Earlier this month Amazon launched a new Science Hub in Austin Tex with the help of the University of Texas at Austin. The goal of this hub is to improve its Prime Video service and will focus on five key areas to start with.
“Prime Video is working on several research areas to further improve our customer experience, and I would like to highlight the following five areas.
Here is what Amazon said about the five areas it wants to focus on with this new Science Hub:
Video Understanding and Augmentation covers an array of exciting work we’re doing to make advancements in machine learning to help our systems better understand and augment video content. It lets us do everything from adding a bowl of candy to a film scene post-production to dynamically adjusting the volume of dialogue versus background noise to help customers who are hard of hearing. It’s really impressive the complex level of understanding we’re working to cultivate.
Video Picture Quality, Compression, and Delivery is our second key research area. If you’ve noticed that video streaming looks a lot better now than it did five or even a couple of years ago, don’t give all the credit to your internet provider!

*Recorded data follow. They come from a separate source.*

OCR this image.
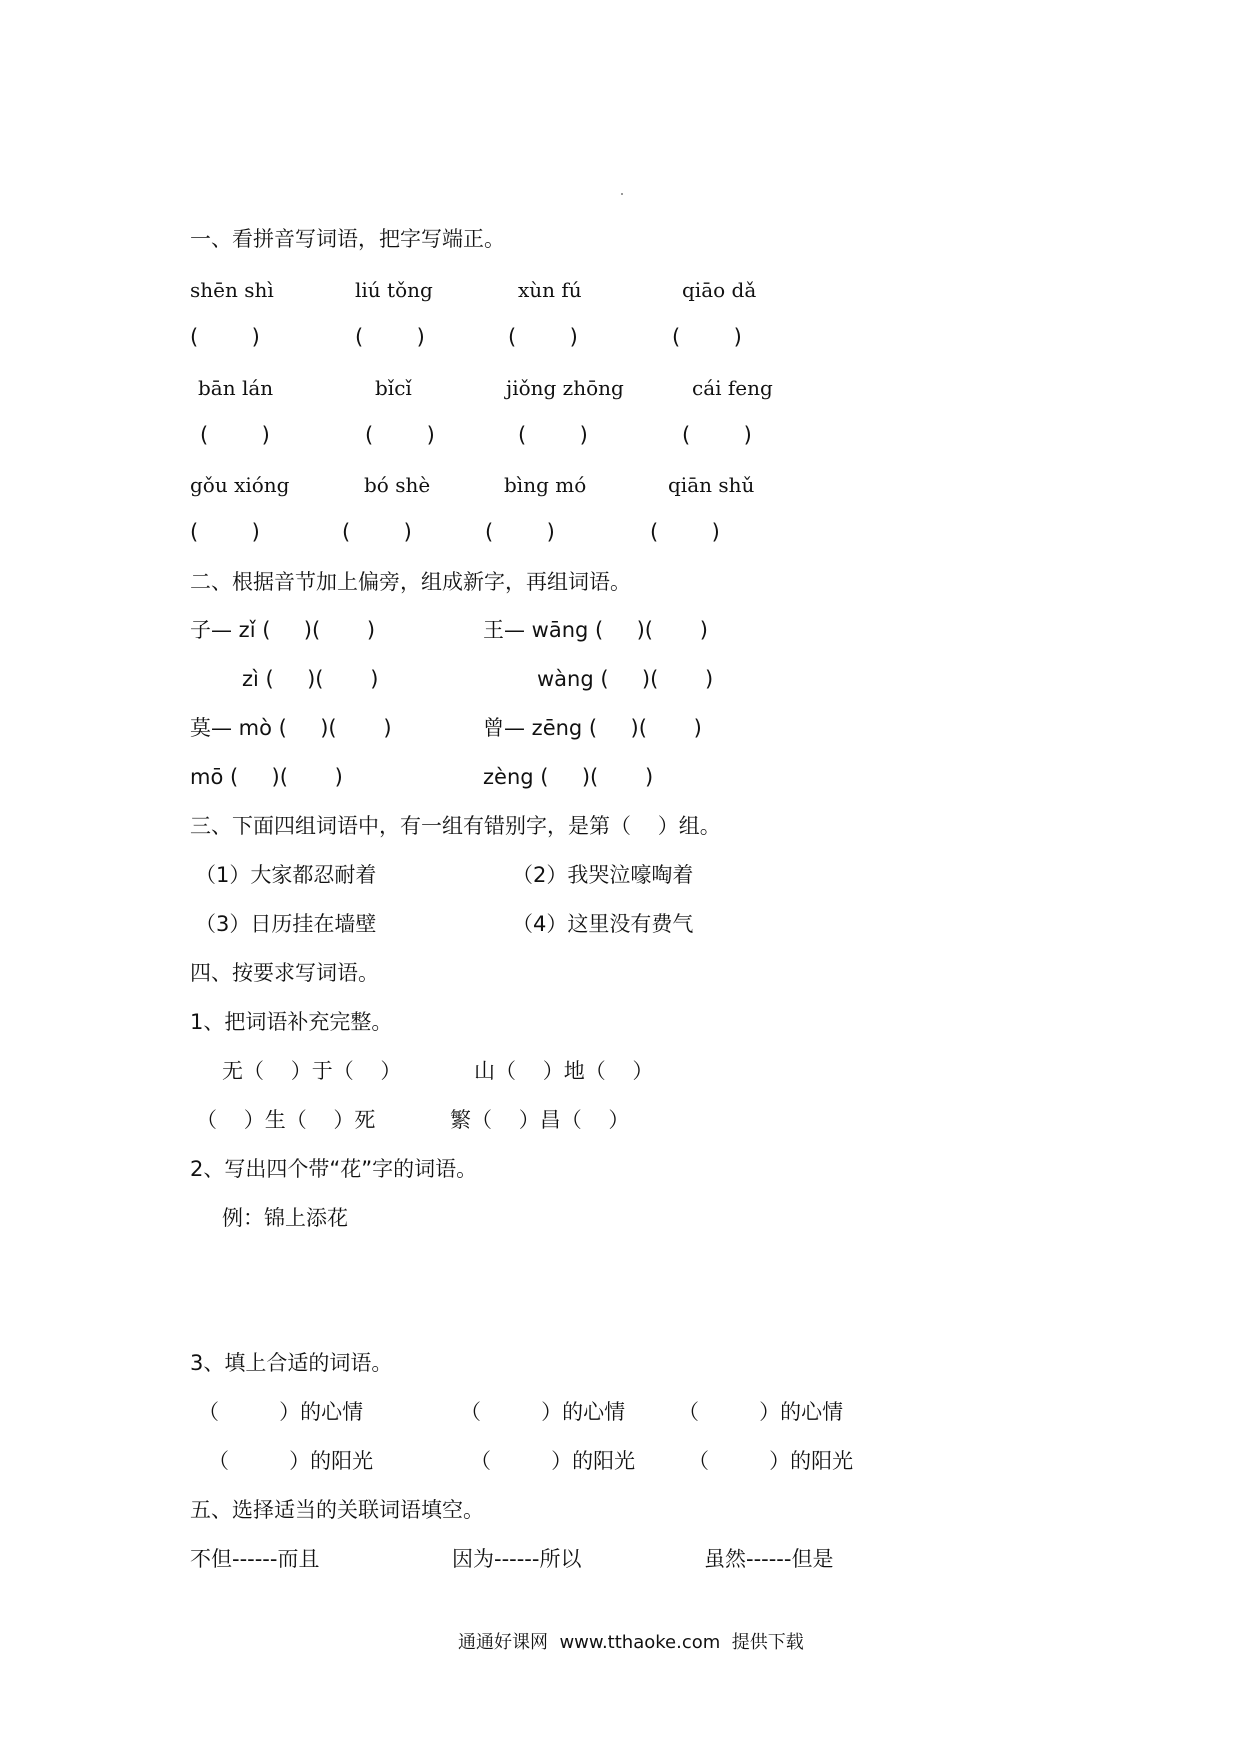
一、看拼音写词语，把字写端正。
shēn shì	liú tǒng	xùn fú	qiāo dǎ
(        )	(        )	(        )	(        )
bān lán	bǐcǐ	jiǒng zhōng	cái feng
(        )	(        )	(        )	(        )
gǒu xióng	bó shè	bìng mó	qiān shǔ
(        )	(        )	(        )	(        )
二、根据音节加上偏旁，组成新字，再组词语。
子— zǐ (     )(       )	王— wāng (     )(       )
zì (     )(       )	wàng (     )(       )
莫— mò (     )(       )	曾— zēng (     )(       )
mō (     )(       )	zèng (     )(       )
三、下面四组词语中，有一组有错别字，是第（    ）组。
（1）大家都忍耐着	（2）我哭泣嚎啕着
（3）日历挂在墙壁	（4）这里没有费气
四、按要求写词语。
1、把词语补充完整。
无（    ）于（    ）	山（    ）地（    ）
（    ）生（    ）死	繁（    ）昌（    ）
2、写出四个带“花”字的词语。
例：锦上添花
3、填上合适的词语。
（         ）的心情	（         ）的心情	（         ）的心情
（         ）的阳光	（         ）的阳光	（         ）的阳光
五、选择适当的关联词语填空。
不但------而且	因为------所以	虽然------但是
通通好课网  www.tthaoke.com  提供下载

Our researchers find not only better algorithms for compressing data feeds, but also methods for detecting which minor video defects will be most visible so that we can fine-tune streams to make sure the video you’re watching on Prime Video is the very best possible, whatever your connection quality.
Search and Recommendation as an area covers not only what you’d expect – making sure your search results are clear and helpful, so you get to the movie you want to watch faster – but also fine-tuning our recommendation system to help you find content you might not have known to search for.
Our work to train systems in Game Understanding is an exciting research area, especially with the high-level investment Prime Video has been making in offering live sports to customers, such as the availability of NFL Thursday Night Football (TNF) on Prime Video where we just finished the first year of our 11-year commitment. I think here in Texas you might know something about football! Sports fans love data-driven analysis almost as much as we do, and we’re working to extract and present as much of that data as we can in exciting new ways, training our systems to recognize individual plays, players, and more.
Forecasting, Automation and Metrics is our final major research area, and it’s an essential one for a group operating at the scale of Prime Video. We need the ability to predict when and how our systems will be stressed, and we need to be able to scale to continually build the quality of our presentation as well as detect and mitigate defects in real time for all our customers. Forecasting, Automation and Metrics provides us the research-driven tools to make those choices and investments efficiently and accurately.